A particle of mass m and positive charge q is projected with a speed of `v_0` in y–direction in the presence of electric and magnetic field are in x–direction. Find the instant of time at which the speed of particle becomes double the initial speed.

To solve the problem, we need to analyze the motion of a charged particle in the presence of electric and magnetic fields. The particle is projected in the y-direction, while both fields are aligned in the x-direction.

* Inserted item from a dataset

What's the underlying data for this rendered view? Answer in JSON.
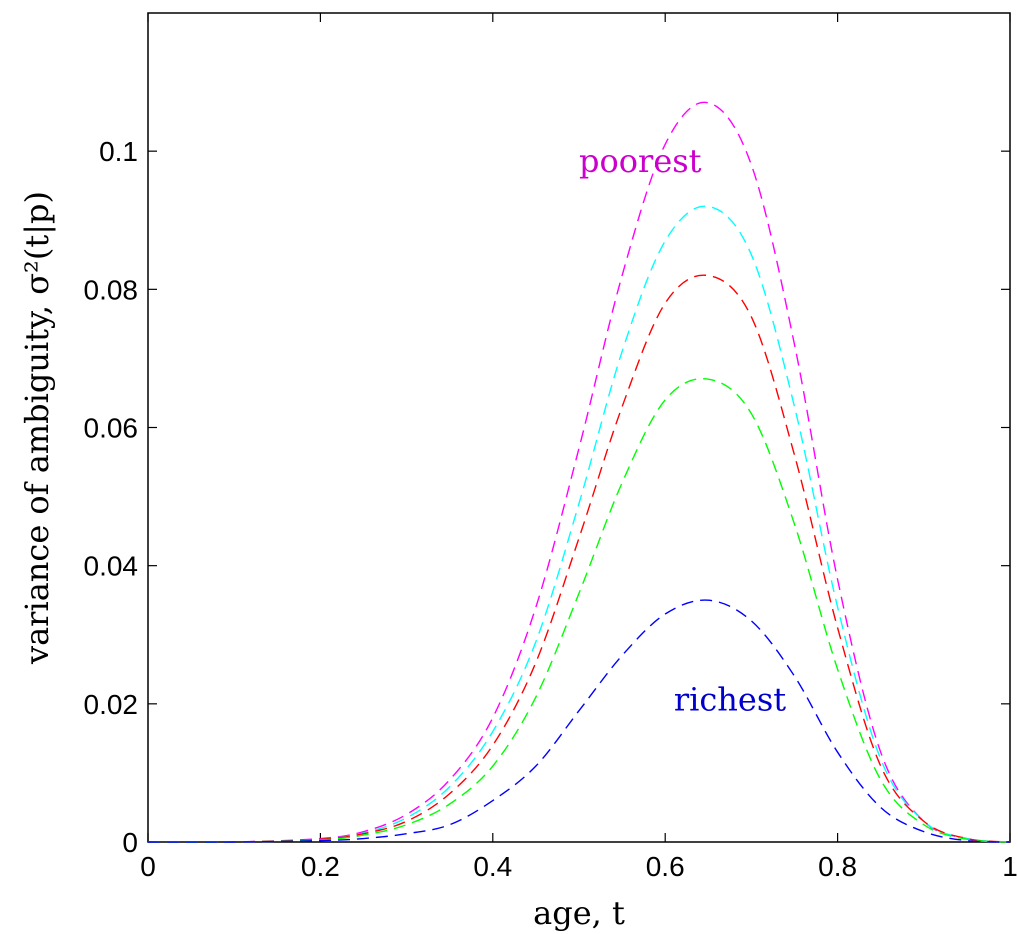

Our goal is to find the time at which the speed of the particle becomes double its initial speed. ### Step-by-Step Solution: 1. **Understanding Initial Conditions**: - The particle has a mass \( m \) and a charge \( q \). - It is projected with an initial speed \( v_0 \) in the y-direction. - The electric field \( E \) and magnetic field \( B \) are both in the x-direction. 2. **Force Analysis**: - The magnetic force does not do any work on the particle because it acts perpendicular to the direction of motion. Therefore, it does not change the speed of the particle. - The electric field exerts a force on the particle given by \( F = qE \). - The acceleration \( a \) of the particle in the x-direction can be expressed as: \[ a_x = \frac{F}{m} = \frac{qE}{m} \] 3. **Velocity in the x-direction**: - The initial velocity in the x-direction \( v_{x0} = 0 \). - The velocity in the x-direction at time \( t \) can be expressed as: \[ v_x = v_{x0} + a_x t = 0 + \frac{qE}{m} t = \frac{qE}{m} t \] 4. **Velocity in the y-direction**: - The velocity in the y-direction remains constant: \[ v_y = v_0 \] 5. **Finding the Resultant Speed**: - The resultant speed \( v_{net} \) is given by: \[ v_{net} = \sqrt{v_x^2 + v_y^2} \] - We want to find the time when the resultant speed is double the initial speed: \[ v_{net} = 2v_0 \] - Squaring both sides gives: \[ (2v_0)^2 = v_x^2 + v_y^2 \] \[ 4v_0^2 = v_x^2 + v_0^2 \] - Rearranging gives: \[ v_x^2 = 4v_0^2 - v_0^2 = 3v_0^2 \] - Taking the square root: \[ v_x = \sqrt{3} v_0 \] 6. **Finding Time \( t \)**: - We already have the expression for \( v_x \): \[ v_x = \frac{qE}{m} t \] - Setting this equal to \( \sqrt{3} v_0 \): \[ \sqrt{3} v_0 = \frac{qE}{m} t \] - Solving for \( t \): \[ t = \frac{\sqrt{3} mv_0}{qE} \] ### Final Answer: The time at which the speed of the particle becomes double the initial speed is: \[ t = \frac{\sqrt{3} mv_0}{qE} \]